The pro-reformist’s absence from the running for the Assembly of Experts highlights the hardliners’ grip on power
By Bita Ghaffari and Najmeh Bozorgmehr in Tehran / Financial Times
As Iran’s best-known moderate Hassan Rouhani was being blocked from the powerful body with responsibility to appoint the country’s supreme leader, his hardline successor as president, Ebrahim Raisi, was handed a clear run at the same authority.
The publication late last month of the list of eligible candidates for the elected Assembly of Experts rammed home to Iran’s pro-reform forces that their influence was badly waning, as hardliners consolidated their grip on power. The blocking of a raft of reformist candidates for parliamentary elections and the predicted low turnout for both votes on March 1 has only added to their disillusionment.
The elections come at a critical juncture for Iran, where the 84-year-old Ayatollah Ali Khamenei has held sway as the political and religious authority since 1989. His death over the next eight years would hand the assembly the job of picking a successor, determining the country’s future for decades to come.
The Guardian Council that vets Iran’s electoral candidates gave no reason for preventing Rouhani, president for eight years until 2021, from standing for the 88-member assembly. As he was being disqualified in the Tehran constituency, Raisi was approved as the only candidate in South Khorasan, meaning he would run unopposed in the electoral process.
“When a single vote is enough for Ebrahim Raisi to enter the Assembly of Experts, why should that be called an election?” asked Ahmad Zeidabadi, a reformist activist. It was all part of a hardline plan “to take control of the ruling bodies and transform [themselves] into a hegemonic power with the final say on political matters,” he said.
The question of whether the hardline-run Guardian Council would sideline Rouhani was viewed as a test case for how far the prevailing forces would go to exert their dominance. Rouhani, who signed the landmark 2015 nuclear accord with world powers, is a two-term president with a seat on the Assembly of Experts since 1999.
Former vice-president Eshaq Jahangiri questioned the decision to reject a candidate who six years ago won 24mn electoral votes, while former minister Ali Jannati deemed it a “scandalous move” and an affront to Iran’s constitution.
Raisi has not commented on the fate of his rival, but his deputy for political affairs, Mohammad Hosseini, noted how Rouhani had sought to distance himself from the policies of the Islamic republic since his presidency ended.
Mohammad-Taqi Naqdali, a conservative member of parliament, said the disqualification had been influenced by parliamentary reports submitted to the judiciary highlighting Rouhani’s alleged non-compliance with the law.
Rouhani has been target for hardliners since the nuclear deal with world powers collapsed three years later when then-US president Donald Trump withdrew his country from the agreement.
Hardliners view this as a national embarrassment, all the more so because it was accompanied by swingeing international sanctions that have undermined the economy and made life very difficult for ordinary Iranians.

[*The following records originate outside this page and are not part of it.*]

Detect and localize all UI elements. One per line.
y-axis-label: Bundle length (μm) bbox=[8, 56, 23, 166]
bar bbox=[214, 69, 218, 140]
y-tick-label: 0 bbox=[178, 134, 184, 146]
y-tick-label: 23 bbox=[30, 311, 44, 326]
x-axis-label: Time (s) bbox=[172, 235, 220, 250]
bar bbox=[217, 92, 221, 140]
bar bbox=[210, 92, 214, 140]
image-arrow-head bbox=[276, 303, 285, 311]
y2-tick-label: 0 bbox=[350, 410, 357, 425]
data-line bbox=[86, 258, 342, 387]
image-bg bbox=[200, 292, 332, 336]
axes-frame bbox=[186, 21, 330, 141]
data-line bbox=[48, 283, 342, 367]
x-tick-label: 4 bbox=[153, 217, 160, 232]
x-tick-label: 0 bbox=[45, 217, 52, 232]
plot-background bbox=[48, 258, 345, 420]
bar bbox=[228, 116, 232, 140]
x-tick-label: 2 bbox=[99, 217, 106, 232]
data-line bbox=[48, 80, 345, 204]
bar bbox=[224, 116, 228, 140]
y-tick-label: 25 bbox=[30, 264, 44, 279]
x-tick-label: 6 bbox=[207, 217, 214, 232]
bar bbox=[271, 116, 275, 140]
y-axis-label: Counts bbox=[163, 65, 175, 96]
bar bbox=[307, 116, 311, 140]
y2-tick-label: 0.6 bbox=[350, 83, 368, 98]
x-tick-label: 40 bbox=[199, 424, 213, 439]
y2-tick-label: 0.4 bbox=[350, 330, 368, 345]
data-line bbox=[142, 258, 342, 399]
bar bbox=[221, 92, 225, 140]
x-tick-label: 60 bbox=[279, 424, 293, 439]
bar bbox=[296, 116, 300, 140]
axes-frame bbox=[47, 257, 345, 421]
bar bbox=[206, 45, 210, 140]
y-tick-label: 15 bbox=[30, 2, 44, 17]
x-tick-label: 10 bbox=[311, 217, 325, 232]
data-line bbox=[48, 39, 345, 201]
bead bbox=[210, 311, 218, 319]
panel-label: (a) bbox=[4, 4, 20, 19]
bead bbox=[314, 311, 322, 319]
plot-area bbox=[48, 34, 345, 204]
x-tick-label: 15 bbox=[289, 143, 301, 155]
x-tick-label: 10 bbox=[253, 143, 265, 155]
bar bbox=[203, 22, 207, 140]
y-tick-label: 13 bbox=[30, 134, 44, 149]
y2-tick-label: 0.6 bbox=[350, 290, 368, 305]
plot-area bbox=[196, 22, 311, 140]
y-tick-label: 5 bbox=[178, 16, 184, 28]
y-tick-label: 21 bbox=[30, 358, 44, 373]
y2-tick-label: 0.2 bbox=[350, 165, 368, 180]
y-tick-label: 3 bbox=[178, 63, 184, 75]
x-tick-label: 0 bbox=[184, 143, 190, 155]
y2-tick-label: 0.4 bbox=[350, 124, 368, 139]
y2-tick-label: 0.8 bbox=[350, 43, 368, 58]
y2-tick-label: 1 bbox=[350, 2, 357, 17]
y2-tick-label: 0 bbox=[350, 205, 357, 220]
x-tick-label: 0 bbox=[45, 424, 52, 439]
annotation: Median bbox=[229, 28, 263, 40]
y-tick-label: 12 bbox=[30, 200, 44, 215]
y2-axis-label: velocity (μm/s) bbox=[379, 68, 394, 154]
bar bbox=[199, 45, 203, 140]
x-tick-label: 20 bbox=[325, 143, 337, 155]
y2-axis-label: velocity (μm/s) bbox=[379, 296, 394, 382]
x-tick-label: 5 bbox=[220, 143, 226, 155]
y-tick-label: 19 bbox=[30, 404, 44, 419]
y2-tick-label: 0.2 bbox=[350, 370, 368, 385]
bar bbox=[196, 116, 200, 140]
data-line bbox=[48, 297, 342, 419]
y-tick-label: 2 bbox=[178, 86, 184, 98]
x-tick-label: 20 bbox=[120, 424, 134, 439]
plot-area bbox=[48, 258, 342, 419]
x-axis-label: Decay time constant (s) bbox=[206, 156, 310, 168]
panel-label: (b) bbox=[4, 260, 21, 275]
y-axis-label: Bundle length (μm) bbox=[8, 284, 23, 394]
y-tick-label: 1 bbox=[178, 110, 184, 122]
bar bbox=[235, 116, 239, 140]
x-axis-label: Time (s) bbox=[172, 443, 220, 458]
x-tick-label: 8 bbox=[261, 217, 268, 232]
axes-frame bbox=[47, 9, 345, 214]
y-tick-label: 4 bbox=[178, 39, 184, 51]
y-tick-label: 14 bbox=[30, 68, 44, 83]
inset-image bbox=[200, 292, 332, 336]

Raisi loyalists also hold the previous Rouhani government accountable for high inflation, a housing crisis and poor oil sales.
Mahmoud Vaezi, a senior politician close to the former president, said the hardliners had “been putting the blame for all the Iran’s shortcomings on Rouhani’s administration, even while they’ve been in power for more than two years.”
Raisi’s position as the sole candidate in his assembly seat has also drawn scrutiny, leading to speculation that a token challenger will be drafted in. But such suggestions have only added to the sense of pessimism around the elections.
Many reformists already view the process as a lost cause, pointing to the disqualification of a raft of candidates linked to Rouhani’s party. Reformists say that only about 30 moderate and pro-reform figures remain in the race.
Younger Iranians in particular have soured on voting, which contributed to the mass protests that erupted after the death in police custody of 22-year-old Mahsa Amini in 2022. Vaezi cited recent polls to suggest that fewer than a third of voters would cast a ballot, dropping as low as 13 per cent in Tehran.
“If we vote, we’d give a legitimacy that this regime doesn’t deserve,” said Amir-Reza, a private sector employee. “And it will have no impact anyway, because hardliners aren’t giving up. Let’s at least show through a boycott of the election that their policies have no popular support so as to discredit them.”
Ahmad Khatami, a Friday prayer leader who sits on the Assembly of Experts, recently warned that “antirevolutionaries” were seeking to turn March 1 “into a referendum against the establishment,” underlining the tensions around the election.
These forces were “encouraging people not to vote, so they can achieve at the polls what they couldn’t” in the 2022 protests, he added.
The disqualifications have also extended to senior clerical figures from the conservative camp, with two former intelligence ministers barred from running for the elections, domestic media reported.
Vaezi said stopping the rot would require a radical shift from the Guardian Council to open up the vote, while insisting the ballot box was the only option. “Those who argue in favour of not voting won’t win, because that will only help the minority in power to continue to rule.”